Seine Bilder zeigen eher gewöhnliche Menschen, es fehlen die Porträts der reichen Damen in prächtigen Kleidern, die sog. reiche Kundschaft. Diejenigen, die er porträtiert hat, waren seine Kinder oder seine Frau. Meistens malte er einfach die Bauernbevölkerung bei der Arbeit oder eben Landschaftsbilder, oft in verschiedenen Jahreszeiten, unter verschiedenen Wetterphänomenen mal im Regen, mal im Sonnenschein, fast dieselben Ausschnitte. Sie zeigen auch keine Prachtgärten, keine besonders angelegten Rabatten mit tausenden von Blumen, sondern eher den Gemüseanbau, Kohl- oder Salatköpfe, und die Frauen bei der Arbeit im Feld. Aus den Bildern spricht uns eine Ruhe, Behaglichkeit und Harmonie an, die nur jemand wiedergeben kann, der sie selbst erlebt hat; vielleicht steht dahinter eine besondere Naturverbundenheit, auf jeden Fall großes Talent.

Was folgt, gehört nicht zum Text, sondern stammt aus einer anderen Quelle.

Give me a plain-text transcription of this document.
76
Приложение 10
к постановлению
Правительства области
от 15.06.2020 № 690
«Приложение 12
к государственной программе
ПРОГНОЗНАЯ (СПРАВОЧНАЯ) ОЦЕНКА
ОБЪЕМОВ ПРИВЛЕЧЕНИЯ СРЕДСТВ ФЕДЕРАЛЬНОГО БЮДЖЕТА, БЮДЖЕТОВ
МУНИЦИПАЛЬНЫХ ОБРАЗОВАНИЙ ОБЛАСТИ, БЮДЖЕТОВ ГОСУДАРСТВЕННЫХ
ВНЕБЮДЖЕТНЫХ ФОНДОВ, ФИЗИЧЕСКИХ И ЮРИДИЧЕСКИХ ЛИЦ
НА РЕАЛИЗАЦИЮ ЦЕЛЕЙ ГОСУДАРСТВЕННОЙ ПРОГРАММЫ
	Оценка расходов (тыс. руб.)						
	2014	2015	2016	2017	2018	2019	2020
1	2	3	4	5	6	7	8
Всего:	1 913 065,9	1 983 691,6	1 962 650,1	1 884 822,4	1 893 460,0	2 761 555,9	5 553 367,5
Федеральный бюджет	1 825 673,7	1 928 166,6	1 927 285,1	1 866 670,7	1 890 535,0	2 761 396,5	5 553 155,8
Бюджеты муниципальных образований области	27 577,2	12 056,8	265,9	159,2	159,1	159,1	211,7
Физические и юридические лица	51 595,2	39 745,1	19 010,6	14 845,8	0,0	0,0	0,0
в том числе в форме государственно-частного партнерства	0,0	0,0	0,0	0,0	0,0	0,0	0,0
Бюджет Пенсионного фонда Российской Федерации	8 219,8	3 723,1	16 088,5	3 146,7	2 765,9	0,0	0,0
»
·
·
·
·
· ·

In England fing er an auch Stadtansichten zu malen; hat zum ersten Mal Lokomotiven gemalt und sich auch den Häfen gewidmet; die drei für mich schönsten Bilder sind die von der Brücke in Rouen in verschiedenen Wetterlagen, sie wurden in der Ausstellung auch wunderbar zusammen arrangiert, damit man sie besser vergleichen kann.

Man spürt bei ihm wirklich, dass er seine Kunst lebte und dass sie ihm viel bedeutet hat. In ihrem letzten Buch schrieb Ewa von der Freiheit von (der negativen) und der Freiheit zu (der positiven). Vielleicht dank des Talents, das er unstrittig besaß, hat er sich in seiner Entwicklung der positiven Freiheit genähert, bewusst seine Themen gewählt, bewusst manche ausgespart. Er experimentierte mit verschiedenen Stilen, auch mit dem Pointilismus, doch seine Stärke und für mich größte Errungenschaft lag eindeutig in den impressionistischen, uns erhellenden Bildern sowohl von Landschaften als auch von Städten.

Eine weitere Empfehlung gilt hier besonders in dieser Jahreszeit der Freundschaftsinsel, die auf dem Weg von der S-Bahn-Station zum Museum rechts zwischen den Havelarmen liegt und wirklich ein Kleinod der Gartenkunst mit Tausenden von Stauden ist (sie sind alle nach dem Plan des Staudenzüchters Karl Foerster gepflanzt). In jeder Jahreszeit blühen sie in anderen Farben und neben vielen exotischen Gehölzen, Bäumen und Sträuchern gehören auch seltene Rosenarten dazu. Vielleicht ist in gerade dieses Jahr durch den heftigen Regen alles zu so besonderer Pracht angewachsen, jedenfalls verschlägt es einem fast die Sprache, wenn man das Grün der Rasenflächen und die in vielen Farben angelegten und gepflegten Rabatten sieht.